Non c’è bisogno di alzare la voce per gridare al pericolo. Andrea Pirlo, bresciano di talento, silenzioso quanto basta per passare spesso inosservato, ha usato un filo di voce ieri a Coverciano per confezionare una denuncia che è poi il manifesto culturale della nuova Italia di Cesare Prandelli. «Il mondiale lo insegna: hai le qualità e vinci. Come?Palla a terra e fraseggi. Ecco, anche noi dobbiamo imparare a giocare, ritrovare lo spirito del gioco» l’analisi brutale di Andrea Pirlo, l’unico architetto di trame calcistiche in circolazione, mancato in modo vistoso all’ultima Italia di Marcello Lippi, mai abiurato, neanche adesso che il Sudafrica è passato restituendoci un calcio depresso e demotivato. «Prima c’era un ct che ha fatto le sue scelte e non hanno avuto successo. Con le sue scelte ci aveva fatto vincere un mondiale, io non lo dimentico. Il gruppo è sempre la base. Ora c’è un altro ct, ha idee diverse, c’è una nuova mentalità e voglia di arrivare al risultato attraverso il gioco» lo scenario preparato da Pirlo.

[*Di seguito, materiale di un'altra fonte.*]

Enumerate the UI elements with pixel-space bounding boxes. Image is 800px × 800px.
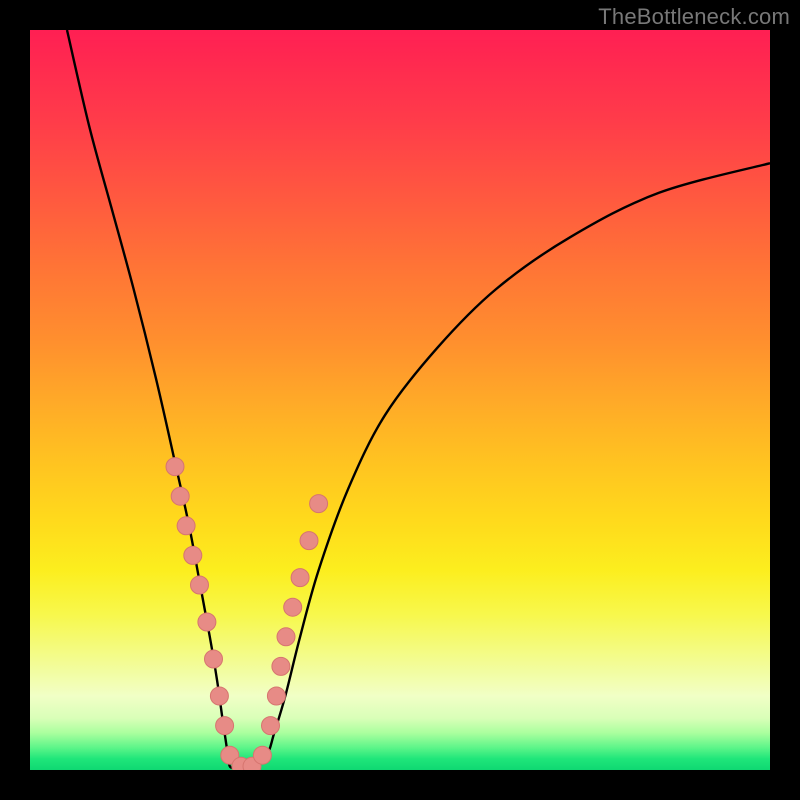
marker-dot [184,546,202,564]
marker-dot [291,569,309,587]
marker-dot [277,628,295,646]
marker-group [166,458,328,770]
marker-dot [262,717,280,735]
bottleneck-curve [67,30,770,768]
marker-dot [171,487,189,505]
plot-area [30,30,770,770]
chart-stage: TheBottleneck.com [0,0,800,800]
marker-dot [210,687,228,705]
marker-dot [253,746,271,764]
marker-dot [310,495,328,513]
marker-dot [205,650,223,668]
marker-dot [216,717,234,735]
watermark-text: TheBottleneck.com [598,4,790,30]
marker-dot [191,576,209,594]
marker-dot [284,598,302,616]
marker-dot [267,687,285,705]
marker-dot [166,458,184,476]
marker-dot [198,613,216,631]
chart-svg [30,30,770,770]
marker-dot [177,517,195,535]
marker-dot [300,532,318,550]
marker-dot [272,657,290,675]
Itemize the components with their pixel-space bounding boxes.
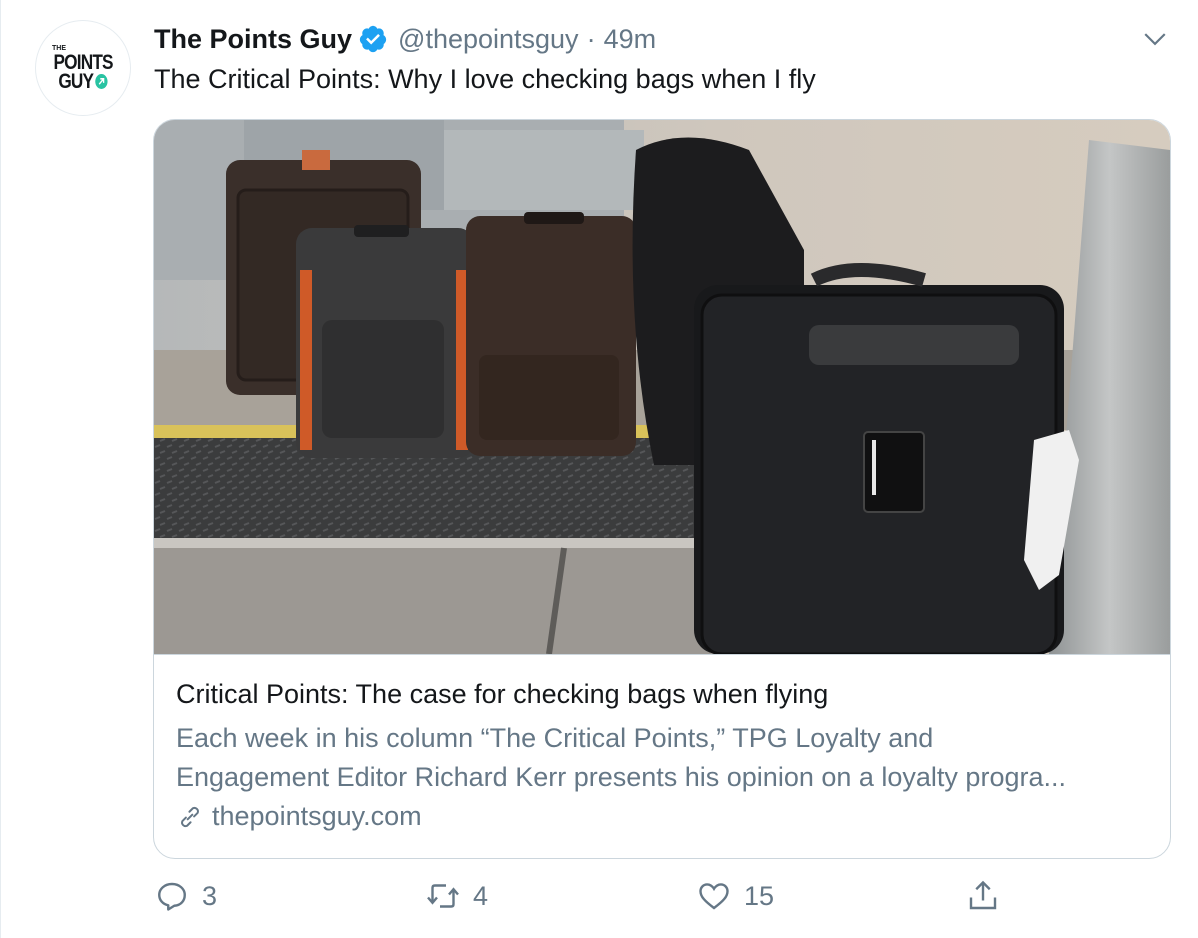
card-domain-text: thepointsguy.com [212,801,422,831]
chevron-down-icon[interactable] [1142,26,1168,52]
card-domain[interactable]: thepointsguy.com [176,801,422,832]
dot-separator: · [586,23,596,54]
card-title: Critical Points: The case for checking b… [176,679,829,709]
tweet-actions: 3 4 15 [1,878,1198,918]
tweet-text: The Critical Points: Why I love checking… [154,64,816,94]
retweet-button[interactable]: 4 [425,878,488,914]
like-icon [699,883,729,910]
timestamp[interactable]: 49m [604,24,657,55]
tweet-header: The Points Guy @thepointsguy · 49m [154,22,656,56]
retweet-icon [427,884,459,908]
avatar-line2: GUY [58,70,95,93]
share-button[interactable] [965,878,1001,914]
card-description-line: Engagement Editor Richard Kerr presents … [176,762,1066,792]
avatar[interactable]: THE POINTS GUY [35,20,131,116]
share-icon [969,880,997,910]
like-button[interactable]: 15 [696,878,774,914]
reply-button[interactable]: 3 [154,878,217,914]
link-card[interactable]: Critical Points: The case for checking b… [153,119,1171,859]
reply-icon [158,882,186,911]
card-image[interactable] [154,120,1170,654]
card-description-line: Each week in his column “The Critical Po… [176,723,934,753]
like-count: 15 [744,880,775,911]
verified-badge-icon [359,25,387,53]
retweet-count: 4 [473,880,489,911]
card-body[interactable]: Critical Points: The case for checking b… [154,654,1170,858]
card-description: Each week in his column “The Critical Po… [176,719,1151,797]
author-handle[interactable]: @thepointsguy [398,24,579,55]
arrow-up-right-icon [95,74,108,89]
tweet[interactable]: THE POINTS GUY The Points Guy @thepoints… [0,0,1198,938]
author-name[interactable]: The Points Guy [154,24,352,55]
reply-count: 3 [202,880,218,911]
link-icon [181,806,199,827]
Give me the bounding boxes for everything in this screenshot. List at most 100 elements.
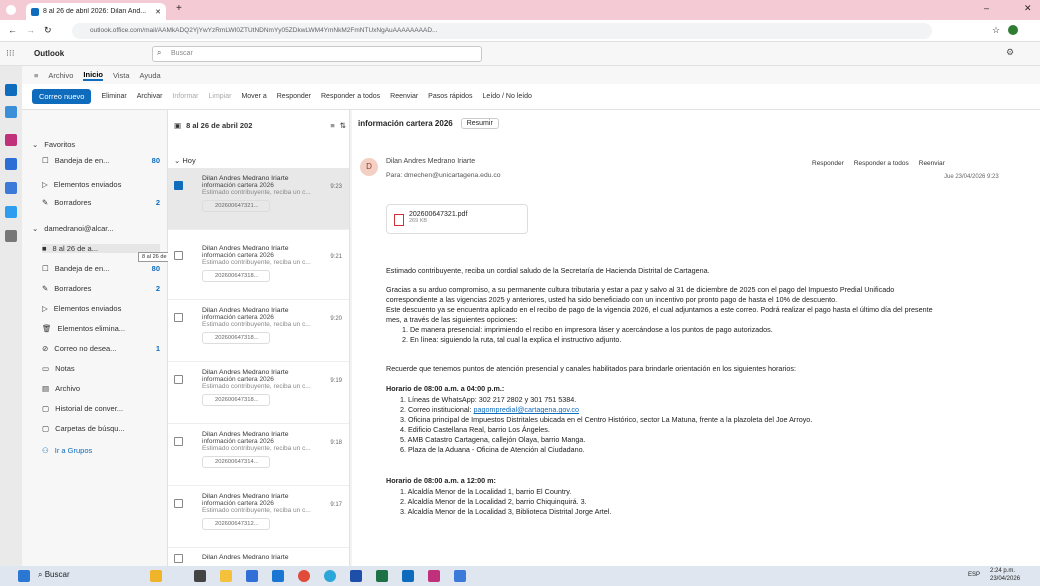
checkbox[interactable] bbox=[174, 499, 183, 508]
folder-item[interactable]: ⊘ Correo no desea... 1 bbox=[42, 344, 160, 353]
folder-item[interactable]: ▢ Carpetas de búsqu... bbox=[42, 424, 160, 433]
forward-button[interactable]: Reenviar bbox=[390, 93, 418, 100]
attachment-chip[interactable]: 202600647318... bbox=[202, 394, 270, 406]
folder-item[interactable]: ☐ Bandeja de en... 80 bbox=[42, 264, 160, 273]
todo-icon[interactable] bbox=[5, 158, 17, 170]
checkbox[interactable] bbox=[174, 375, 183, 384]
checkbox[interactable] bbox=[174, 181, 183, 190]
checkbox[interactable] bbox=[174, 437, 183, 446]
list-item-selected[interactable]: Dilan Andres Medrano Iriarte información… bbox=[168, 168, 349, 230]
folder-item[interactable]: ▷ Elementos enviados bbox=[42, 304, 160, 313]
checkbox[interactable] bbox=[174, 251, 183, 260]
calendar-icon[interactable] bbox=[5, 106, 17, 118]
forward-button[interactable]: Reenviar bbox=[919, 160, 945, 167]
reload-icon[interactable]: ↻ bbox=[44, 25, 52, 36]
reply-all-button[interactable]: Responder a todos bbox=[321, 93, 380, 100]
email-link[interactable]: pagompredial@cartagena.gov.co bbox=[474, 405, 579, 414]
onedrive-icon[interactable] bbox=[5, 206, 17, 218]
minimize-icon[interactable]: – bbox=[984, 3, 989, 13]
app-icon[interactable] bbox=[428, 570, 440, 582]
list-item[interactable]: Dilan Andres Medrano Iriarte bbox=[168, 548, 349, 566]
attachment-chip[interactable]: 202600647314... bbox=[202, 456, 270, 468]
folder-item[interactable]: ▭ Notas bbox=[42, 364, 160, 373]
windows-start-icon[interactable] bbox=[18, 570, 30, 582]
chrome-icon[interactable] bbox=[298, 570, 310, 582]
sort-icon[interactable]: ⇅ bbox=[340, 121, 346, 130]
store-icon[interactable] bbox=[246, 570, 258, 582]
excel-icon[interactable] bbox=[376, 570, 388, 582]
list-item[interactable]: Dilan Andres Medrano Iriarte información… bbox=[168, 238, 349, 300]
reply-button[interactable]: Responder bbox=[277, 93, 311, 100]
apps-icon[interactable] bbox=[5, 230, 17, 242]
list-item[interactable]: Dilan Andres Medrano Iriarte información… bbox=[168, 300, 349, 362]
quick-steps-button[interactable]: Pasos rápidos bbox=[428, 93, 472, 100]
group-header[interactable]: ⌄ Hoy bbox=[174, 156, 196, 165]
close-icon[interactable]: ✕ bbox=[155, 8, 161, 16]
list-item[interactable]: Dilan Andres Medrano Iriarte información… bbox=[168, 362, 349, 424]
attachment-chip[interactable]: 202600647318... bbox=[202, 270, 270, 282]
url-input[interactable]: outlook.office.com/mail/AAMkADQ2YjYwYzRm… bbox=[72, 23, 932, 39]
close-window-icon[interactable]: ✕ bbox=[1024, 3, 1032, 14]
app-icon[interactable] bbox=[350, 570, 362, 582]
profile-icon[interactable] bbox=[1008, 25, 1018, 35]
read-unread-button[interactable]: Leído / No leído bbox=[483, 93, 532, 100]
report-button[interactable]: Informar bbox=[172, 93, 198, 100]
browser-tab[interactable]: 8 al 26 de abril 2026: Dilan And... ✕ bbox=[26, 3, 166, 20]
attachment-chip[interactable]: 202600647312... bbox=[202, 518, 270, 530]
new-mail-button[interactable]: Correo nuevo bbox=[32, 89, 92, 104]
widgets-icon[interactable] bbox=[150, 570, 162, 582]
go-to-groups-link[interactable]: ⚇ Ir a Grupos bbox=[42, 446, 160, 455]
star-icon[interactable]: ☆ bbox=[992, 25, 1000, 36]
favorites-header[interactable]: ⌄ Favoritos bbox=[32, 140, 162, 149]
filter-icon[interactable]: ≡ bbox=[330, 121, 334, 130]
menu-inicio[interactable]: Inicio bbox=[83, 70, 103, 81]
app-icon[interactable] bbox=[454, 570, 466, 582]
tab-menu-icon[interactable] bbox=[6, 5, 16, 15]
attachment-chip[interactable]: 202600647318... bbox=[202, 332, 270, 344]
settings-icon[interactable]: ⚙ bbox=[1006, 47, 1014, 58]
mail-icon[interactable] bbox=[5, 84, 17, 96]
taskbar-search[interactable]: ⌕ Buscar bbox=[38, 570, 70, 580]
move-button[interactable]: Mover a bbox=[241, 93, 266, 100]
menu-vista[interactable]: Vista bbox=[113, 71, 130, 80]
search-input[interactable]: Buscar bbox=[152, 46, 482, 62]
summarize-button[interactable]: Resumir bbox=[460, 118, 499, 129]
mail-app-icon[interactable] bbox=[272, 570, 284, 582]
clock-time[interactable]: 2:24 p.m. bbox=[990, 568, 1015, 574]
folder-item[interactable]: ☐ Bandeja de en... 80 bbox=[42, 156, 160, 165]
hamburger-icon[interactable]: ≡ bbox=[34, 71, 38, 80]
people-icon[interactable] bbox=[5, 134, 17, 146]
app-icon[interactable] bbox=[402, 570, 414, 582]
back-icon[interactable]: ← bbox=[8, 25, 17, 35]
reply-button[interactable]: Responder bbox=[812, 160, 844, 167]
reply-all-button[interactable]: Responder a todos bbox=[854, 160, 909, 167]
email-sender[interactable]: Dilan Andres Medrano Iriarte bbox=[386, 158, 475, 165]
explorer-icon[interactable] bbox=[220, 570, 232, 582]
attachment-card[interactable]: 202600647321.pdf 269 KB bbox=[386, 204, 528, 234]
menu-ayuda[interactable]: Ayuda bbox=[140, 71, 161, 80]
checkbox[interactable] bbox=[174, 313, 183, 322]
forward-icon[interactable]: → bbox=[26, 25, 35, 35]
checkbox[interactable] bbox=[174, 554, 183, 563]
app-launcher-icon[interactable]: ⁝⁝⁝ bbox=[6, 48, 15, 59]
teams-icon[interactable] bbox=[5, 182, 17, 194]
account-header[interactable]: ⌄ damedranoi@alcar... bbox=[32, 224, 162, 233]
folder-item[interactable]: ✎ Borradores 2 bbox=[42, 284, 160, 293]
folder-item[interactable]: ✎ Borradores 2 bbox=[42, 198, 160, 207]
delete-button[interactable]: Eliminar bbox=[101, 93, 126, 100]
new-tab-button[interactable]: + bbox=[176, 3, 182, 14]
taskview-icon[interactable] bbox=[194, 570, 206, 582]
archive-button[interactable]: Archivar bbox=[137, 93, 163, 100]
folder-item[interactable]: ▷ Elementos enviados bbox=[42, 180, 160, 189]
list-item[interactable]: Dilan Andres Medrano Iriarte información… bbox=[168, 486, 349, 548]
clean-button[interactable]: Limpiar bbox=[209, 93, 232, 100]
edge-icon[interactable] bbox=[324, 570, 336, 582]
folder-item[interactable]: 🗑 Elementos elimina... bbox=[42, 324, 160, 333]
language-indicator[interactable]: ESP bbox=[968, 572, 980, 578]
attachment-chip[interactable]: 202600647321... bbox=[202, 200, 270, 212]
clock-date[interactable]: 23/04/2026 bbox=[990, 576, 1020, 582]
select-all-icon[interactable]: ▣ bbox=[174, 121, 181, 130]
list-item[interactable]: Dilan Andres Medrano Iriarte información… bbox=[168, 424, 349, 486]
menu-archivo[interactable]: Archivo bbox=[48, 71, 73, 80]
folder-item[interactable]: ▢ Historial de conver... bbox=[42, 404, 160, 413]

Senza illudersi granché sul conto di Cassano, ancora alle prese con qualche acciacco, cui ha lasciato anche il numero 10 senza problemi, o di Balotelli ko in Inghilterra. «La qualità l’abbiamo anche in altri, non solo in Antonio. E in ogni caso questi ragazzi devono crescere, tenendo conto che un giocatore da solo, non vince» l’obiezione del milanista. Che a proposito della resa di alcuni giovanotti reclutati per l’ultimo mondiale ha idee chiarissime. «Non avevano l’esperienza necessaria e dinanzi alle responsabilità del mondiale hanno ceduto in modo vistoso» la spiegazione. Condivisa anche l’analisi di Mazzarri, allenatore del Napoli. «Ci sono alcuni giocatori provenienti dalle giovanili privi di alcuni fondamentali: è vero, arrivano giovanotti non ancora all’altezza, la differenza con qualche anno fa si vede. E non mi piace inoltre che i club vadano in cerca di stranieri sconosciuti a discapito di ragazzi nostri da valorizzare»: così la pensa Pirlo che si ritrova a guidare da capitano (in assenza di Buffon) la ciurma azzurra a Tallin per il debutto con l’Estonia, da vincere naturalmente, «altrimenti non è neanche il caso di scendere in campo» la chiosa brutale.
Ma sempre puntando sul gioco e sulla velocità con cui bisogna mandare a memoria schemi e mentalità di Prandelli, «uno che da allenatore ha sempre fatto giocare bene le proprie squadre» il riconoscimento pubblico.

«Chiellini sostiene che ci vogliono 2-3 anni per costruire una grande Juve, qui in Nazionale dobbiamo fare molto in fretta, in 4-5 partite dobbiamo trovare la nuova strada» la riflessione. Chi non ha tempo, non perda altro tempo, allora.